Except as specifically provided herein, this Amendment No. 7 does not modify or amend any of the information previously reported in the Schedule 13D.
Items that have been supplemented provide additional, supplemental information to the information reported in the Schedule 13D and do not supersede such existing information.

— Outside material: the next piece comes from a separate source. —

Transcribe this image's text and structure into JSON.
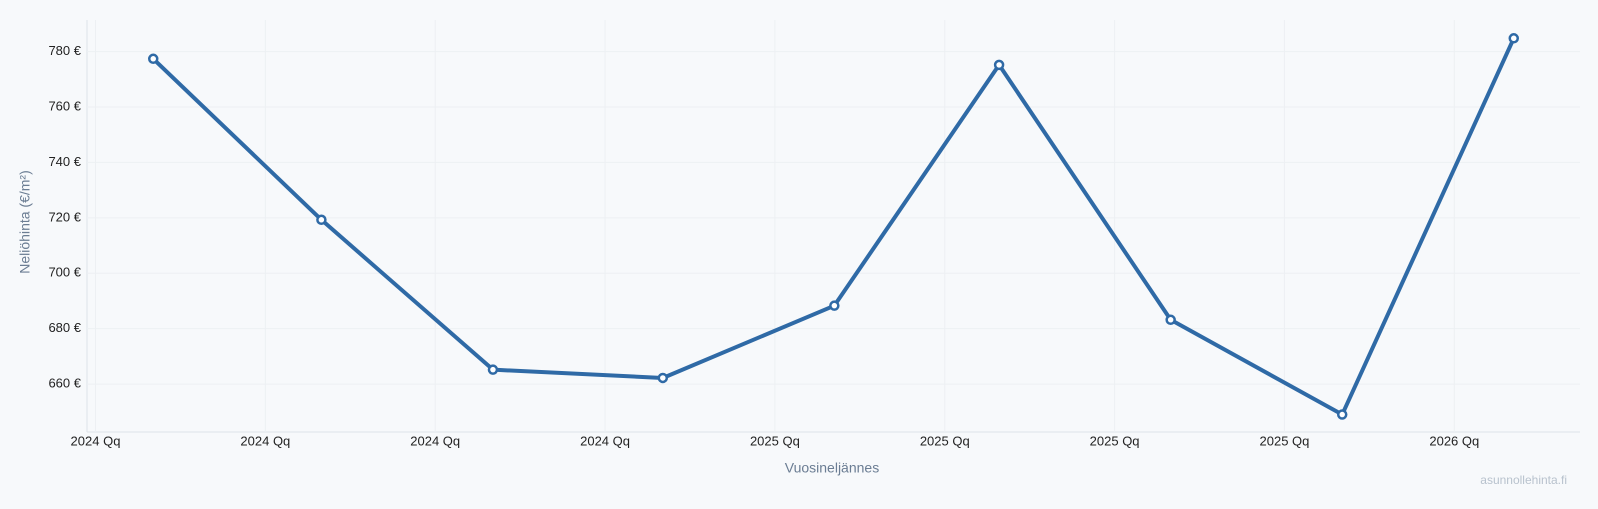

As a result of the Transactions described herein, on May 31, 2023 the Reporting Person ceased to be the beneficial owner of more than five percent of the
Issuers Common Stock (which was re-classified as Class A common stock as part of the Transactions described herein). The filing of this Amendment No. 7 represents the final amendment to the Schedule 13D and constitutes an exit filing for
the Reporting Person.
Item 4. Purpose of Transaction.
Item 4 is hereby amended and supplemented to include the following:
As previously reported, on January 13, 2023, the Issuer entered into a certain Agreement and Plan of Merger, as amended by the First Amendment thereto
dated as of April 14, 2023, by and among the Company, Cibus Global LLC, a Delaware limited liability company, Calypso Merger Subsidiary, LLC (a newly-formed, wholly owned subsidiary of the Issuer) and others named therein (as amended, the
Merger Agreement, and the transactions contemplated thereby the Transactions), pursuant to which, subject to the terms and conditions thereof, the businesses of Merger Partner and the Company were to be
combined. On May 31, 2023, the Company completed the Transactions contemplated under the Merger Agreement. Following the completion of the Transactions, the Reporting Person ceased to be the beneficial owner of more than five percent of
Issuers Common Stock.
Item 5. Interest in Securities of the Issuer
Item 5(a) (c) is hereby amended and supplemented as follows:
(a) (c) The Reporting Person beneficially owns 479,264 shares of Common Stock, representing 2.9% of the outstanding Common Stock of the Company. The
percentage of beneficial ownership of the Reporting Person is based upon 16,582,599 shares of Common Stock of the Company outstanding as of May 31, 2023 after the closing of the Transactions, as reported in the Issuers Current Report on
Form 8-K filed on June 1, 2023.
At the time of the filing of Amendment No. 6 to the Reporting
Persons Schedule 13D on January 13, 2023, the shares of Common Stock beneficially owned by the Reporting Person represented 49.1% of the outstanding Common Stock of the Company.
Since the filing of Amendment No. 6, the Reporting Person has not effected any transactions in the Companys Common Stock or other securities.
The Reporting Person possesses sole power to vote and sole power to dispose of all the shares of Common Stock beneficially owned by the Reporting Person.